Inflammation may predict how well people with diabetes respond to depression treatment, and the effects differ dramatically between type 1 and type 2 diabetes, according to a new study that offers a path towards personalized mental health care.
Diabetes and depression often appear together. Indeed, depression is more than three times more prevalent in people with type 1 diabetes (T1D) and nearly twice as prevalent in people with type 2 diabetes (T2D). When they appear together, treatment for depression can vary widely.
In a new study, researchers from the German Diabetes Center (DDZ), the Research Institute of the Diabetes Academy Mergentheim (FIDAM), and the German Center for Diabetes Research (DZD) investigated how inflammation in the body relates to improvement in depression symptoms in people with T1D and T2D.
“People with type 2 diabetes and high inflammation levels possibly respond particularly well to a change in depressive cognitions through cognitive behavioral therapy,” said one of the study’s senior authors, Professor Norbert Hermanns, from DZD and the FIDAM. “People with type 1 diabetes and high inflammation levels, on the other hand, could benefit more from anti-inflammatory drug therapies.”
The researchers combined data from three previous German randomized clinical trials that aimed to reduce elevated depressive symptoms and diabetes distress in people with type 1 or type 2 diabetes. Diabetes distress is characterized by feelings of overwhelm, frustration, guilt and worry about diabetes management and its potential complications. A total of 332 participants with T1D and 189 with T2D who had completed both a baseline and 12-month follow-up examination were included in the present study. Measures included depression using the Center for Epidemiological Studies Depression scale (CES-D), blood tests for 76 inflammatory biomarkers, and symptoms broken down into cognitive-affective (e.g., feeling hopeless), somatic (e.g., poor sleep, fatigue), and anhedonia (loss of pleasure) clusters.
After adjusting for factors like age, body mass index (BMI), diabetes duration, cholesterol, and co-existing illnesses, the researchers found that in patients with T1D, higher baseline inflammation was linked to smaller improvements in depression. Inflammation seemed to be more connected to physical/somatic symptoms in T1D patients. In those with T2D, higher baseline inflammation was linked to greater improvements in depression.
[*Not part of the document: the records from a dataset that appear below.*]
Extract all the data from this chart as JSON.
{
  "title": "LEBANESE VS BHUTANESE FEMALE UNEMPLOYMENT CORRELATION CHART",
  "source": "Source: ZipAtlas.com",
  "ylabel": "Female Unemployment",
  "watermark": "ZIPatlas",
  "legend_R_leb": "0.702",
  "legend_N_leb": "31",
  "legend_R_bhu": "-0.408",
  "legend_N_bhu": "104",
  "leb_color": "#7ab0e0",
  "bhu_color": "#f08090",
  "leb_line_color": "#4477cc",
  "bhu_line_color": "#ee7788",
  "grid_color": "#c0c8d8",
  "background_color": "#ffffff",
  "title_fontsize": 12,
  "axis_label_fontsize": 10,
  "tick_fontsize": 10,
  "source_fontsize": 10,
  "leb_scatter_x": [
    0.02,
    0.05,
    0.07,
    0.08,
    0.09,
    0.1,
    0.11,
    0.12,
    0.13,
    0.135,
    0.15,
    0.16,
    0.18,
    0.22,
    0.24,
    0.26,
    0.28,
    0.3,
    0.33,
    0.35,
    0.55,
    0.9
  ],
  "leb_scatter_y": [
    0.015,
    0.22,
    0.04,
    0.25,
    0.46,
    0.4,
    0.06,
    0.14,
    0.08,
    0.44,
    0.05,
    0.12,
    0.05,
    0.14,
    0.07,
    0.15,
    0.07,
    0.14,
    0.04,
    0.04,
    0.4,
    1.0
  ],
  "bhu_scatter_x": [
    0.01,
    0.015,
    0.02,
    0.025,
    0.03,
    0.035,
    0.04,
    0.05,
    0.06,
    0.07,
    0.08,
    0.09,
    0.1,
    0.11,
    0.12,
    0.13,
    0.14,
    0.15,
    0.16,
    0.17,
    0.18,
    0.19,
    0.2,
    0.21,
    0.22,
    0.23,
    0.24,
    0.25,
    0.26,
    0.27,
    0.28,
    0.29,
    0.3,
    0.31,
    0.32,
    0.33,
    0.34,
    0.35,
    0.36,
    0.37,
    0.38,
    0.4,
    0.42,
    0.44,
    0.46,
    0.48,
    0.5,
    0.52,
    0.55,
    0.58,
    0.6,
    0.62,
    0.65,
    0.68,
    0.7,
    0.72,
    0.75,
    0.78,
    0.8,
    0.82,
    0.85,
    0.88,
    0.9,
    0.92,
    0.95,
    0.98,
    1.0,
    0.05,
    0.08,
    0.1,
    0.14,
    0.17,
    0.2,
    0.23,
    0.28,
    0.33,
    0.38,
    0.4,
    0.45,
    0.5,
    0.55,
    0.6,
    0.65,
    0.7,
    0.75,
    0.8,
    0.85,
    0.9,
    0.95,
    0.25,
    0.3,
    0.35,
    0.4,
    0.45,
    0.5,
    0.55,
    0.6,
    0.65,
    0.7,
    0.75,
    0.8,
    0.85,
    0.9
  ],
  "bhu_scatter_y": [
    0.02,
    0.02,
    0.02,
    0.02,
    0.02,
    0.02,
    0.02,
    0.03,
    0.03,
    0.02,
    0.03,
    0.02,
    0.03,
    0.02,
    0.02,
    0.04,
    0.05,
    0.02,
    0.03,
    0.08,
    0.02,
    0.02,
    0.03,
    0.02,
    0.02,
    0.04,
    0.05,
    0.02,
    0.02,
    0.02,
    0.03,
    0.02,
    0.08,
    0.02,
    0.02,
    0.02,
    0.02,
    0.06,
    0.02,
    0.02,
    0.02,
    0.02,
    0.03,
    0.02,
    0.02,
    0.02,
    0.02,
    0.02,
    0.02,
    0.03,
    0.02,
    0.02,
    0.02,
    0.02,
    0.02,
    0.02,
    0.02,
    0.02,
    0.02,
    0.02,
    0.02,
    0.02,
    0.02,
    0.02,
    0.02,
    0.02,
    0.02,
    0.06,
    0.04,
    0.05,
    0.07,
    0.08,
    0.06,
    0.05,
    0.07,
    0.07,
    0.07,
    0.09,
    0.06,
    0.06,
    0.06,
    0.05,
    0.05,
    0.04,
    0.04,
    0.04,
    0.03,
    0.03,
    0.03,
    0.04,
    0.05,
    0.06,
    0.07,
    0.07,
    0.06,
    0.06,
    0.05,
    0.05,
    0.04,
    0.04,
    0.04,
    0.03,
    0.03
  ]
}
For these patients, the effect was strongest for cognitive-affective and anhedonia – so, emotional and motivational – symptoms.
The researchers weren’t sure what caused the difference between T1D and T2D, but they suggest it might be due to the different forms of immune activation seen in each condition. That is, autoimmune processes in type 1 and metabolic inflammation in type 2.
The study had some limitations. Only non-drug – psychological and educational – interventions were studied, so results may not apply to antidepressant treatment. Participants already had elevated depressive symptoms or distress, so findings may not generalize to milder cases or severe major depression. Most participants were of European descent, so results might not apply to other ethnic backgrounds. There were no follow-up biomarker measurements taken, so the researchers couldn’t track how inflammation levels change with symptom improvement. And, the research can only establish associations, not cause-and-effect.
What the study’s findings do suggest is that blood tests for inflammatory markers could help guide personalized depression treatment in people with diabetes. For type 1 diabetics with high inflammation, additional anti-inflammatory approaches might be needed to improve depressive symptoms, especially physical symptoms. Whereas, for type 2 diabetics, psychological therapies may be particularly effective, especially for emotional and motivational symptoms.
“Further studies are needed to better understand the underlying mechanisms and the role of psychotherapeutic and anti-inflammatory treatment approaches,” said co-author Professor Michael Roden, Scientific Director and Spokesperson of the DDZ Board and Director of the Department of Endocrinology and Diabetology at the University Hospital of Düsseldorf.
The study was published in the journal Diabetologia.